Jacqueline Persini, L’abécédaire d’un chemin, Henry, octobre 2024, 96 pages, 12 €, ISBN : 978-2-36469-287-9.
En don plus mémoriel que récapitulatif, rendu l’amour insatiable de la vie d’une mal-aimée d’enfance qui a franchi, jusqu’à les abolir ici, les nombreux obstacles de son chemin, à présent épelé par « un pâle soleil / Qui se hâte / De fredonner […] Même au plus fort de l’hiver. »
« S’accumulent les ombres / Dans une goutte d’eau / Dont se saisit l’insecte / Qui a soif. » Ou « Les trous du chemin / Disent Non / À la nuit partout / Car les attire / La douceur / De la neige. » Le poème, entre métaphore élémentaire et apologue discret, s’est abrégé au plus juste, à ce qui tient dans une goutte d’eau, illustrant sa nécessité sans l’afficher.
Quand d’autres perdent leurs pétales, elle « perd un peu sa tige. »
S’en passant à vif à ses débuts, peu à peu le recueil se peuple de rimes, « genêt » et « nez », « cueillette » avec « voix secrètes », « veine » et « fontaine », « écorce » et « torse ». Le chemin douloureux s’est aplani.
« « Quand la nuit t’éparpille / Te dévêt sans te briser / Entre deux eaux, le cœur gros / Tu accueilles l’autre rive. // Mais haut le poignet / Tu tiens l’aubépine. » (c’est moi qui souligne) : esquivant de rimer, se profile la poésie ternaire de Dante.
Réparée la grossièreté pesante de la freudienne résistance, « Le mot résister prend l’allure / De silhouette obstinée / À dormir debout / En marchant. » Protégé « ce lieu / Où le temps / Prend son temps. » Ménagé un espace-temps où « l’enfant ne voie / Dans l’écume des vagues / Que la crinière d’un cheval. »
Leçon de vie durement, doucement conquise aux contreforts de l’âme, en un temps où l’humain hoquette la sienne. L’hiver de Jacqueline scintille de tous ses glaçons.
Testamentaire, mais comme on teste amant. Texte âme en terre Adélie, où les pôles se rejoignent.
De Jacqueline ces quelques vers, tendres, denses, serrés desserrés de page en page – en regard des rumeurs que propage sur internet, cible des millions d’incultes, la propagande, ingambe, dantesque.

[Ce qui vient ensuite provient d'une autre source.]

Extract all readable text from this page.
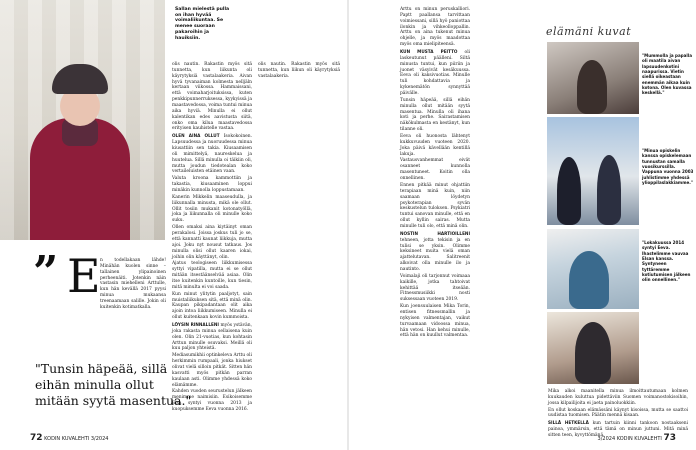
Sallan mielestä pulla on ihan hyvää voimaliikuntaa. Se menee suoraan pakaroihin ja hauiksiin.

olis nautin. Rakastin myös sitä tunnetta, kun liikunta oli käyrytyksiä vastalaakeria. Aivan hyvä tyvanaiman kolmesta nelljäln kertaan viikossa. Hammaissani, että voimaharjoituksissa, kuten penkkipunnerruksessa, kyykyissä ja maastavedossa, voima tuntui minua aika hyviä. Minulla ei ollut kalentikan edes aavistusta siitä, onko oma kilua maastavedossa erityisen kauhistelle vastaa.

OLEN AINA OLLUT Isokokoinen. Lapsuudessa ja nuoruudessa minua kiusattiin sen takia. Kiusaamisen oli mimittelyä, naureskelua ja huutelua. Sillä minulla oi täikiin oli, mutta joudun tiedotealan koko vertaileluisten etäinen vaan.

Valuta kroona kammottiin ja takastia, kiusaaminen loppui minäkin kunnolla loppustamaan.

Kanerin Mikkelin maaseudulla, ja liikunnalla minusta, mikä ole ollut. Ollit tosiin mukanit kotonatyöllä, joka ja liikunnalla oli minulle koko suku.

Ollen omaksi aina kiytäinyt oman perakalosi. Joissa joskus tuli jo se, että kannatti kaunat liikkuja, mutta ajoi. Joku nyt nousut tatkaus. Jos minulla olisi ollut kaaren iokai, joihin olin käyttänyt, olin.

Ajatus teologiseen liikkumisessa syttyi vipatilla, mutta ei se ollut mitään itsestäänselvää asiaa. Olin itse kuitenkin kuntoille, kun tiesin, mitä minulta ei voi saada.

Kun minut ylitytin paaljotyt, sain muistaliikuksen sitä, että minä olin. Kaupan pikipadantaan olit aika ajoin intoa liikkumiseen. Minulla ei ollut kuitenkaan kovin kummoista.

LÖYSIN RINNALLENI myös ystävän, joka rakasta minua sellaisena kuin olen. Olin 21-vuotias, kun kohtasin Arttun minulle osuvaksi. Meillä oli kuu paljon yhteistä.

Mediasumikhii optinkeleva Arttu oli herkimmin rumpaali, jonka hiukset olivat vielä silloin pitkät. Sitten hän kasvatti myös pitkän parran kaulaan asti. Olimme yhdessä koko elämämme.

Kahden vuoden seurustelun jälkeen menimme naimisiin. Esikoisemme Elsa syntyi vuonna 2013 ja kuopuksemme Eeva vuonna 2016.

olis nautin. Rakastin myös sitä tunnetta, kun liikun oli käyrytyksiä vastalaakeria.

” E n todellakaan lähde! Minähän kuolen sinne – tallainen ylipainoinen perheenäiti. Jotenkin näin vastasin miehelleni Arttulle, kun hän kevällä 2017 pyysi minua mukaansa treenaamaan salille. Jokin oli kuitenkin kotimatkalla.

"Tunsin häpeää, sillä eihän minulla ollut mitään syytä masentua."
72 KODIN KUVALEHTI 3/2024

Arttu on minun peruskalliori. Paptt paallansa tarvittaan voimiessani, sillä hyö paniottaa ilonkin ja vihkeolloppallin. Arttu on aina tukenut minua ohjelle, ja myös maadottaa myös oma mielipiteensä.

KUN MUSTA PEITTO oli laskeutunut päälleni. Siltä minusta tuntui, kun piiriin ja juonet väsyivät kesäkuussa. Eeva oli kaksivuotias. Minulle tuli kohdattavia ja kykenemätön synnyttää päivälle.

Tunsin häpeää, sillä eihän minulla ollut mitään syytä masentua. Minulla oli ihana koti ja perhe. Sairastamisen näkökulmasta en kestänyt, kun tilanne oli.

Eeva oli huonosta lähtenyt kukkuvuuden vuoteen 2020. Joka päivä kävellään kentillä lakuja.

Vastausvanhemmat eivät osanneet kunnolla masentuneet. Koitin olla onnellinen.

Ennen pitkää minut ohjattiin terapiaan minä kuin, niin saamaan löydetyn psykoterapian syvän keskustelun tuloksen. Psykiatri tuntui sanovan minulle, että en ollut kyllin sairas. Mutta minulle tuli olo, että minä olin.

NOSTIN HARTIOILLENI tehneen, jotta tekisin ja en tulisi se yksin. Olimme keksineet muita vielä oman ajattelutavan. Salitreenit alkoivat olla minulle ilo ja nautinto.

Voimalaji oli tarjonnut voimaaa kaikille, jotka tahtoivat kehittää itseään. Fitnessmusiikki nosti suksessaan vuoteen 2019.

Kun joensuulaisen Mika Torin, entisen fitnessmallin ja nykyisen valmentajan, vaikut turvaamaan vidoossa minua, hän vetosi. Han kehui minulle, että hän on kuullut valmentaa.

elämäni kuvat
"Mummolla ja papalla oli maatila aivan lapsuudenkotini naapurissa. Vietin siellä oikeastaan enemmän aikaa kuin kotona. Olen kuvassa keskellä."
"Minua opiskelin kanssa opiskelemaan tunnustan samalla vuosikurssilla. Vappuna vuonna 2003 juhlistimme yhdessä ylioppilaslakkiamme."
"Lokakuussa 2014 syntyi Eeva. Ihastelimme vauvaa Elsan kanssa. Syntyneen tyttäremme kotiutumisen jälkeen olin onnellinen."

Mika alkoi maanitella minua ilmoittautumaan kolmen kuukauden kuluttua pidettäviin Suomen voimanostokisoihin, jossa kilpailijoita ei jaeta painoluokkiin.

En ollut koskaan elämässäni käynyt kisoissa, mutta se saattoi uudistaa tuomisen. Päätin mennä kisaan.

SILLÄ HETKELLÄ kun tartuin kiinni tankoon nostaakseni painoa, ymmärsin, että tämä on minun juttuni. Mitä minä sitten teen, kyvyttömänä.

3/2024 KODIN KUVALEHTI 73
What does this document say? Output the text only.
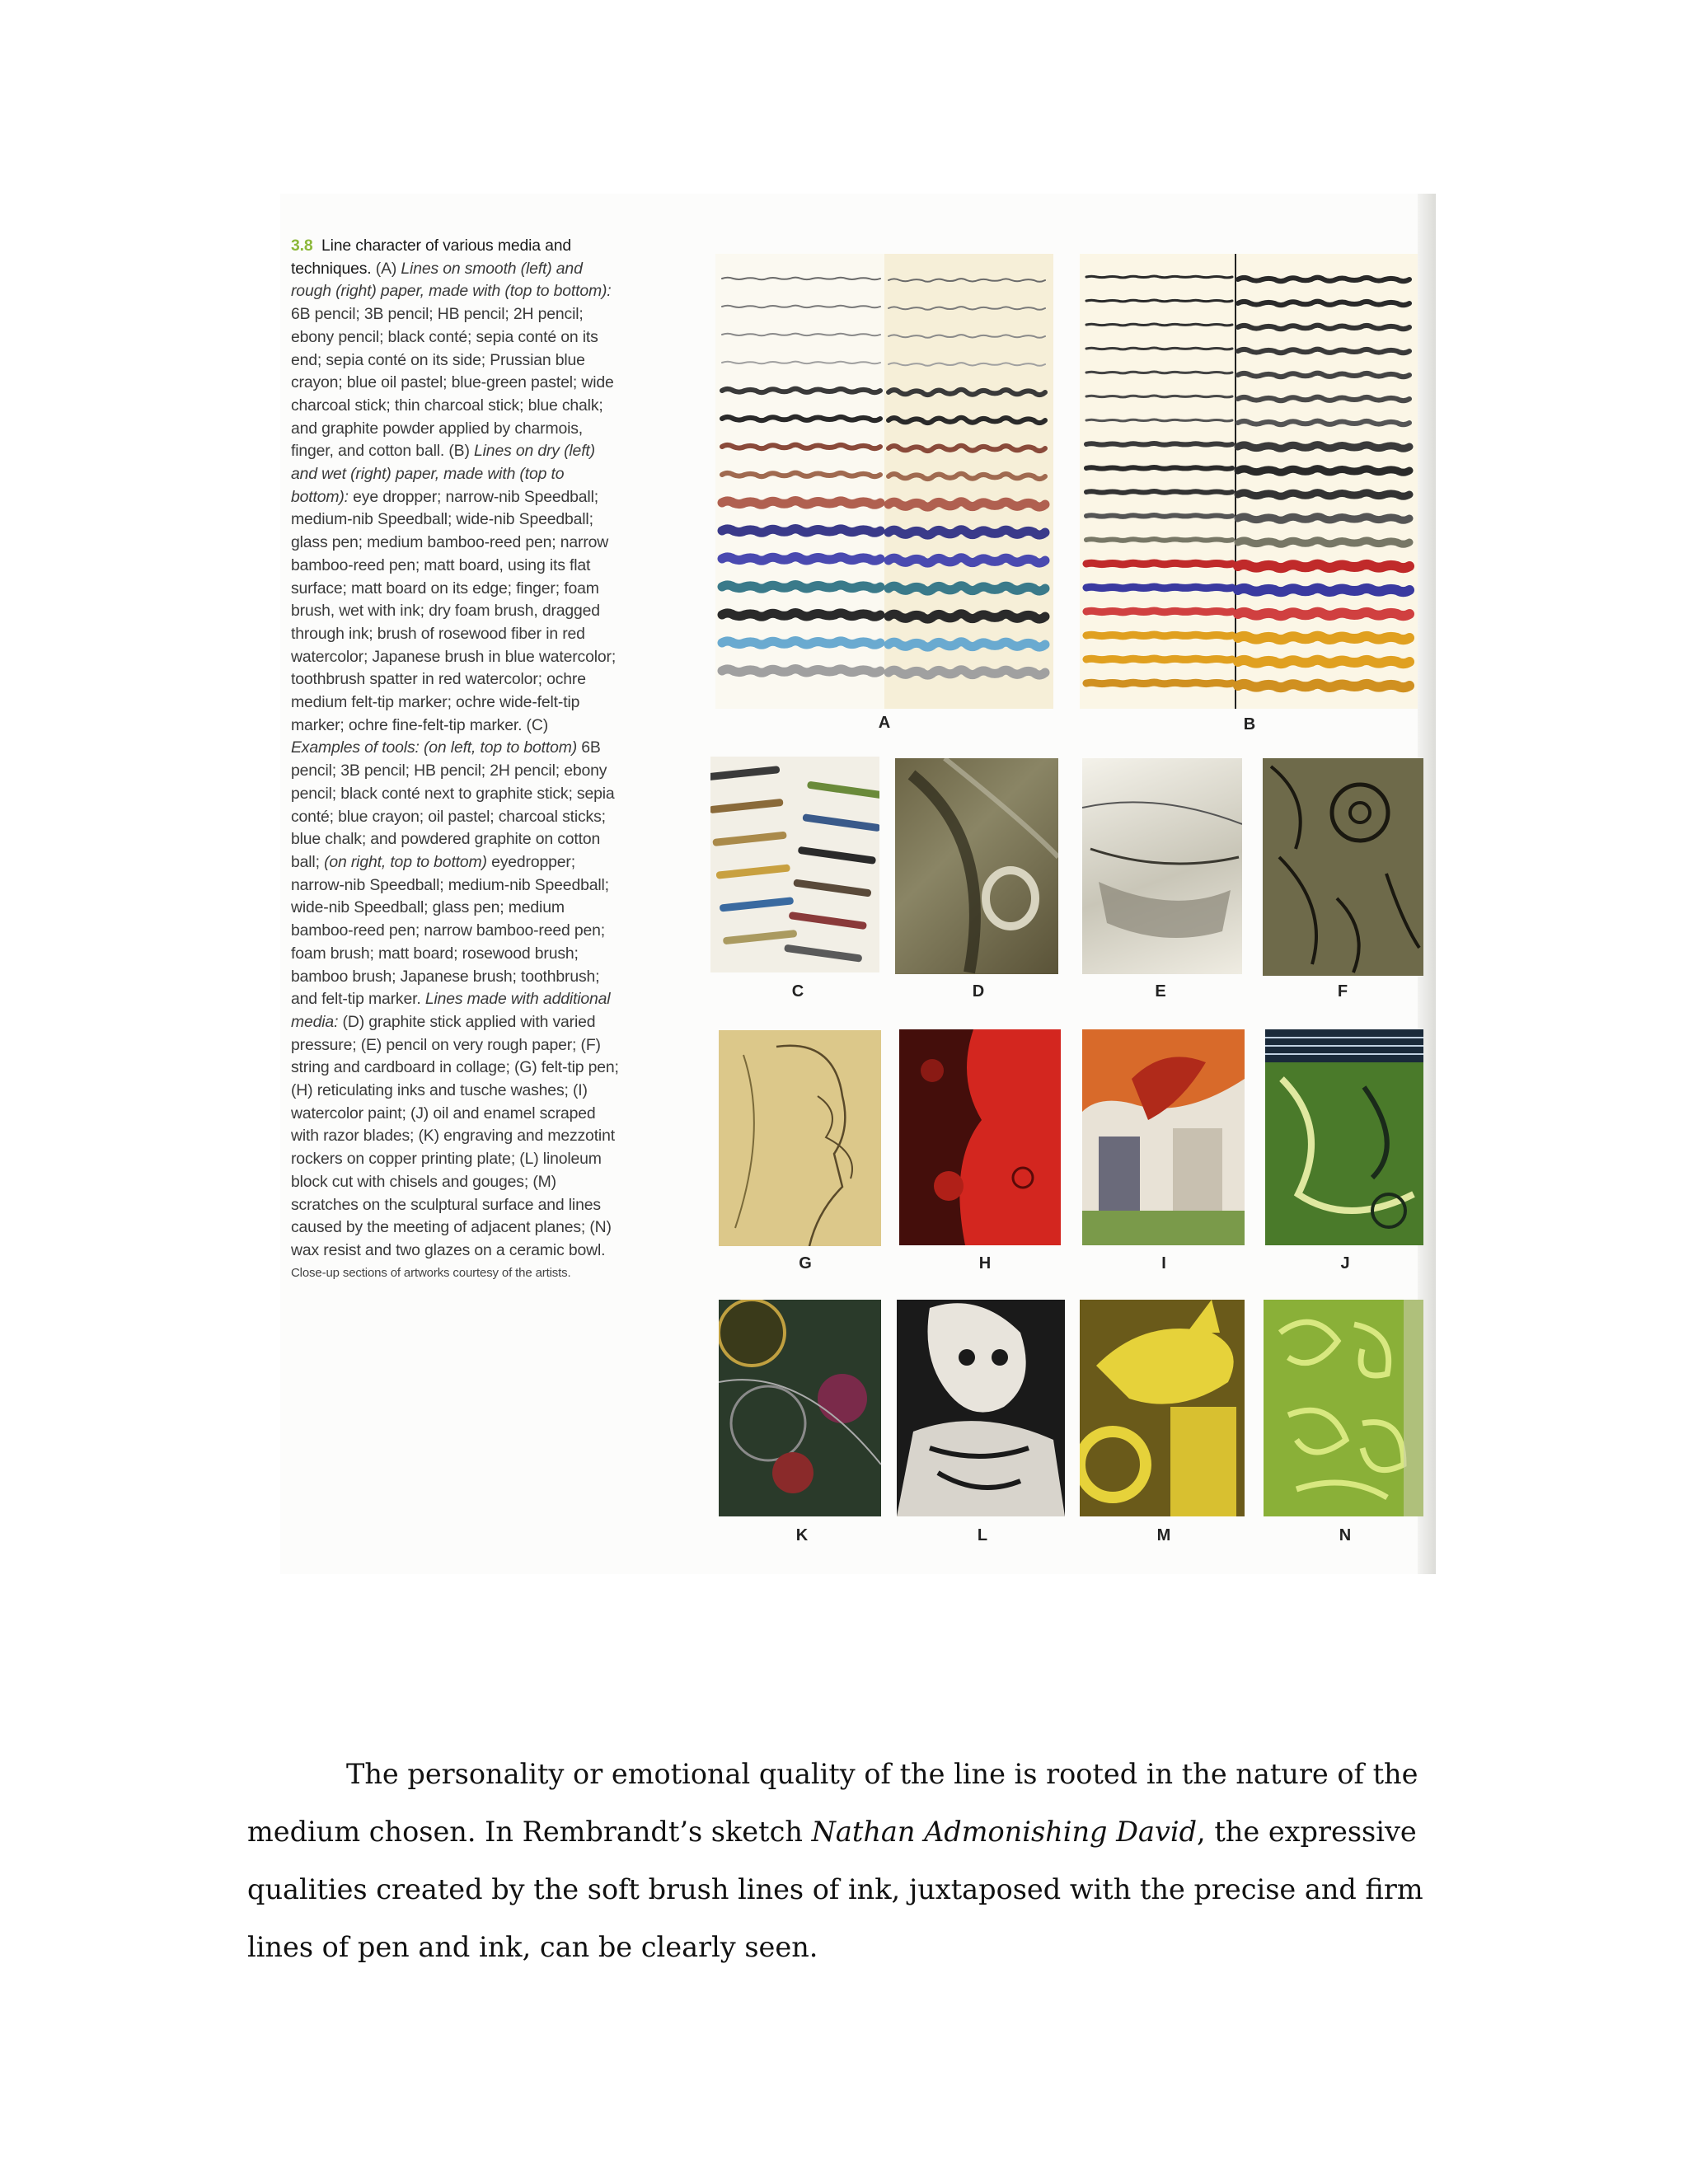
3.8 Line character of various media and techniques. (A) Lines on smooth (left) and rough (right) paper, made with (top to bottom): 6B pencil; 3B pencil; HB pencil; 2H pencil; ebony pencil; black conté; sepia conté on its end; sepia conté on its side; Prussian blue crayon; blue oil pastel; blue-green pastel; wide charcoal stick; thin charcoal stick; blue chalk; and graphite powder applied by charmois, finger, and cotton ball. (B) Lines on dry (left) and wet (right) paper, made with (top to bottom): eye dropper; narrow-nib Speedball; medium-nib Speedball; wide-nib Speedball; glass pen; medium bamboo-reed pen; narrow bamboo-reed pen; matt board, using its flat surface; matt board on its edge; finger; foam brush, wet with ink; dry foam brush, dragged through ink; brush of rosewood fiber in red watercolor; Japanese brush in blue watercolor; toothbrush spatter in red watercolor; ochre medium felt-tip marker; ochre wide-felt-tip marker; ochre fine-felt-tip marker. (C) Examples of tools: (on left, top to bottom) 6B pencil; 3B pencil; HB pencil; 2H pencil; ebony pencil; black conté next to graphite stick; sepia conté; blue crayon; oil pastel; charcoal sticks; blue chalk; and powdered graphite on cotton ball; (on right, top to bottom) eyedropper; narrow-nib Speedball; medium-nib Speedball; wide-nib Speedball; glass pen; medium bamboo-reed pen; narrow bamboo-reed pen; foam brush; matt board; rosewood brush; bamboo brush; Japanese brush; toothbrush; and felt-tip marker. Lines made with additional media: (D) graphite stick applied with varied pressure; (E) pencil on very rough paper; (F) string and cardboard in collage; (G) felt-tip pen; (H) reticulating inks and tusche washes; (I) watercolor paint; (J) oil and enamel scraped with razor blades; (K) engraving and mezzotint rockers on copper printing plate; (L) linoleum block cut with chisels and gouges; (M) scratches on the sculptural surface and lines caused by the meeting of adjacent planes; (N) wax resist and two glazes on a ceramic bowl.
Close-up sections of artworks courtesy of the artists.
A	B
C	D	E	F
G	H	I	J
K	L	M	N

The personality or emotional quality of the line is rooted in the nature of the medium chosen. In Rembrandt’s sketch Nathan Admonishing David, the expressive qualities created by the soft brush lines of ink, juxtaposed with the precise and firm lines of pen and ink, can be clearly seen.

De Jacqueline, devenue cette enfant adulte par la souffrance et la grâce de la psychanalyse, mal reçue, mieux épandue – et depuis longtemps en vers, de recueil en recueil de plus en plus substantiels.
Œdipe, ou le dernier homme, écrivait Nietzsche : l’un de ses joyaux posthumes ressortant de la masse des falsifications apocryphes nazies que des « philosophes », sur les brisées du nazi Heidegger, tournent & retournent, toujours aussi abstrus. Jacqueline, ou la dernière enfant ?
Non, disent sa modestie, sa sensualité, qui appellent au partage.